Human Control of Robot Weaponry Urged by Arms Control Groups

A new generation of weapons that are increasingly capable of targeting and attacking without the involvement of people require the maintaining human control over them, says two international arms control groups in a report.

An emerging United States military strategy that will count on technology advantages and increasingly depend on weapons systems that blend humans and machines has been potentially challenged by the report which came from Human Rights Watch and the Harvard Law School International Human Rights Clinic at the opening of a week long United Nations meeting on autonomous weapons in Geneva.

The Third Offset strategy – as it is now called, seeks to exploit technologies to maintain American military superiority. The new technologies — and particularly artificial intelligence software — will help, rather than replace, human soldiers who must make killing decisions, the Pentagon officials have recently stated.

The report, titled “Killer Robots and the Concept of Meaningful Human Control,” said: “machines have long served as instruments of war, but historically humans have always dictated how they are used.”

An international debate is now emerging over whether it is possible to limit the evolution of weapons that make killing decisions without human involvement even as some have argued that in the future, autonomous weapons might be able to better adhere to the laws of war than humans.

Commanders and weapons operators need to exercise “appropriate levels of human judgment” over the use of force, said the current United States military guidelines, published in 2012. While not completely prohibit autonomous weapons, the guidelines require that high-level Pentagon officials authorize them. A distinction has been made between fully autonomous weapons that can hunt and engage targets without intervention and semiautonomous weapons, whose targets are chosen by a person.
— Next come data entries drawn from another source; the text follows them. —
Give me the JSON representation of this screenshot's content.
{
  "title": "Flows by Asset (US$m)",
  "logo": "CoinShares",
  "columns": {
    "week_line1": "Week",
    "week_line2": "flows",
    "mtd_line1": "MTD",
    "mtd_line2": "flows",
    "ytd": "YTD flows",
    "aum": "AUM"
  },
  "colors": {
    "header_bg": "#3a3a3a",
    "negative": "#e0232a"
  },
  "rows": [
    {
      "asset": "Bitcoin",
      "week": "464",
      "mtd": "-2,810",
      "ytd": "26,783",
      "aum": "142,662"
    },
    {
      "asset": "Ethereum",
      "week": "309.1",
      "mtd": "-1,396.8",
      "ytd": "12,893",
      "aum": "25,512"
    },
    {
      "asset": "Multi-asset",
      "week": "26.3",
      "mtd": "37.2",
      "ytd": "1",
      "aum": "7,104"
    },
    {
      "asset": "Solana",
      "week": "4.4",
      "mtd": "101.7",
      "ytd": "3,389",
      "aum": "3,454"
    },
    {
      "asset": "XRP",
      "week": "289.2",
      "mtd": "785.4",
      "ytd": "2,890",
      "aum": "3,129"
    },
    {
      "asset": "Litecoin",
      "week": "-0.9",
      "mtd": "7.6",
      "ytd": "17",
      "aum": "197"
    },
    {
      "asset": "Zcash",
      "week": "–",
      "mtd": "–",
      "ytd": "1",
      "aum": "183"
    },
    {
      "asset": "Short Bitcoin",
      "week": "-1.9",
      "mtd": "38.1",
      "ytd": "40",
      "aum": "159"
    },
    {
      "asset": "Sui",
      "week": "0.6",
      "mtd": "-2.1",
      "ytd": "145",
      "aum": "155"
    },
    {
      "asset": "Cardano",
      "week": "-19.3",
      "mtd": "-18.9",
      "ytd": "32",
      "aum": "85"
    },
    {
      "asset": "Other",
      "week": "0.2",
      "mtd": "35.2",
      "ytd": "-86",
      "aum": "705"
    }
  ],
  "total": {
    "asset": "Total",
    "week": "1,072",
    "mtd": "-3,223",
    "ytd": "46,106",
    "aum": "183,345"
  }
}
This distinction would be vital in relation to new weapons that will enter the United States arsenal as early as 2018. Initially designed by the Defense Advanced Research Projects Agency and to be manufactured by Lockheed Martin, the long Range Anti-Ship Missile, or L.R.A.S.M. is one example. This year, the Pentagon asked Congress to authorize $927 million over the next five years for the system. Concerns that American carriers will be required to operate farther from China because of its growing military power is one of the primary reasons that missile is being developed.
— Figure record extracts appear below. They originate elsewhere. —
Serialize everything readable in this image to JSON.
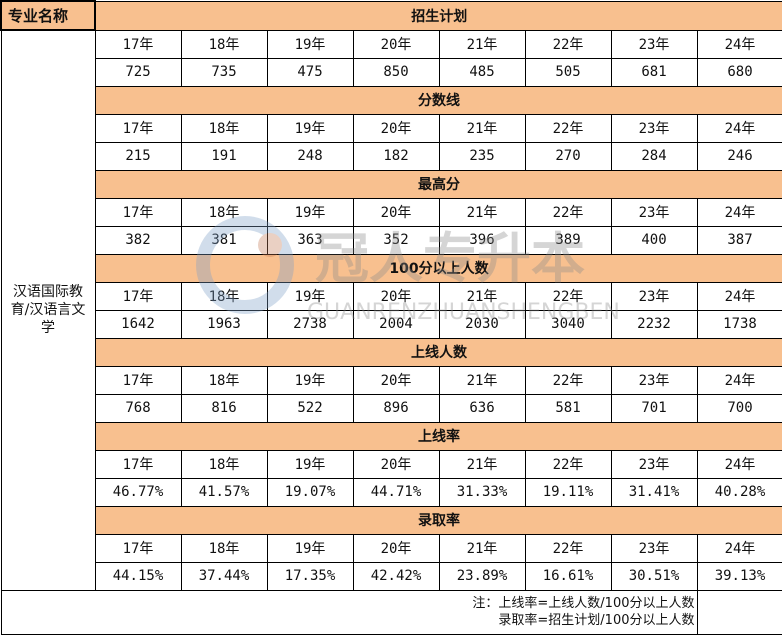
{
  "header": {
    "corner_label": "专业名称"
  },
  "major": "汉语国际教育/汉语言文学",
  "sections": [
    {
      "title": "招生计划",
      "years": [
        "17年",
        "18年",
        "19年",
        "20年",
        "21年",
        "22年",
        "23年",
        "24年"
      ],
      "values": [
        "725",
        "735",
        "475",
        "850",
        "485",
        "505",
        "681",
        "680"
      ]
    },
    {
      "title": "分数线",
      "years": [
        "17年",
        "18年",
        "19年",
        "20年",
        "21年",
        "22年",
        "23年",
        "24年"
      ],
      "values": [
        "215",
        "191",
        "248",
        "182",
        "235",
        "270",
        "284",
        "246"
      ]
    },
    {
      "title": "最高分",
      "years": [
        "17年",
        "18年",
        "19年",
        "20年",
        "21年",
        "22年",
        "23年",
        "24年"
      ],
      "values": [
        "382",
        "381",
        "363",
        "352",
        "396",
        "389",
        "400",
        "387"
      ]
    },
    {
      "title": "100分以上人数",
      "years": [
        "17年",
        "18年",
        "19年",
        "20年",
        "21年",
        "22年",
        "23年",
        "24年"
      ],
      "values": [
        "1642",
        "1963",
        "2738",
        "2004",
        "2030",
        "3040",
        "2232",
        "1738"
      ]
    },
    {
      "title": "上线人数",
      "years": [
        "17年",
        "18年",
        "19年",
        "20年",
        "21年",
        "22年",
        "23年",
        "24年"
      ],
      "values": [
        "768",
        "816",
        "522",
        "896",
        "636",
        "581",
        "701",
        "700"
      ]
    },
    {
      "title": "上线率",
      "years": [
        "17年",
        "18年",
        "19年",
        "20年",
        "21年",
        "22年",
        "23年",
        "24年"
      ],
      "values": [
        "46.77%",
        "41.57%",
        "19.07%",
        "44.71%",
        "31.33%",
        "19.11%",
        "31.41%",
        "40.28%"
      ]
    },
    {
      "title": "录取率",
      "years": [
        "17年",
        "18年",
        "19年",
        "20年",
        "21年",
        "22年",
        "23年",
        "24年"
      ],
      "values": [
        "44.15%",
        "37.44%",
        "17.35%",
        "42.42%",
        "23.89%",
        "16.61%",
        "30.51%",
        "39.13%"
      ]
    }
  ],
  "note": {
    "line1": "注：上线率=上线人数/100分以上人数",
    "line2": "录取率=招生计划/100分以上人数"
  },
  "watermark": {
    "cn": "冠人专升本",
    "en": "GUANRENZHUANSHENGBEN"
  },
  "colors": {
    "header_bg": "#f8c08f"
  }
}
The missile is designed to be launched by a human operator and then fly to a targeted ship out of human contact and make final targeting decisions autonomously and this has raised concerns among critics.

“I would argue that L.R.A.S.M. is intended primarily to threaten China and Russia and is only likely to be used in the opening shots of a nuclear war that would quite likely destroy our civilization and kill a large fraction, or most, or nearly all human beings,” said Mark A. Gubrud, a physicist and member of the International Committee for Robot Arms Control, a group working for the prohibition of autonomous weapons.

“We urge states to provide more information on specific technology so the international community can better judge what type and level of control should be required,” Ms. Docherty said.

Missiles and drones that carry out attacks against enemy radar, or tanks without direct human control have also been deployed by Britain, Israel and Norway.

Some nations are now calling for some kind of international agreement that limits the weapons.

“There seems to be a broad consensus that, at some level, humans should be involved in lethal force,” said Paul Scharre, a senior fellow at the Center for New American Security in Washington.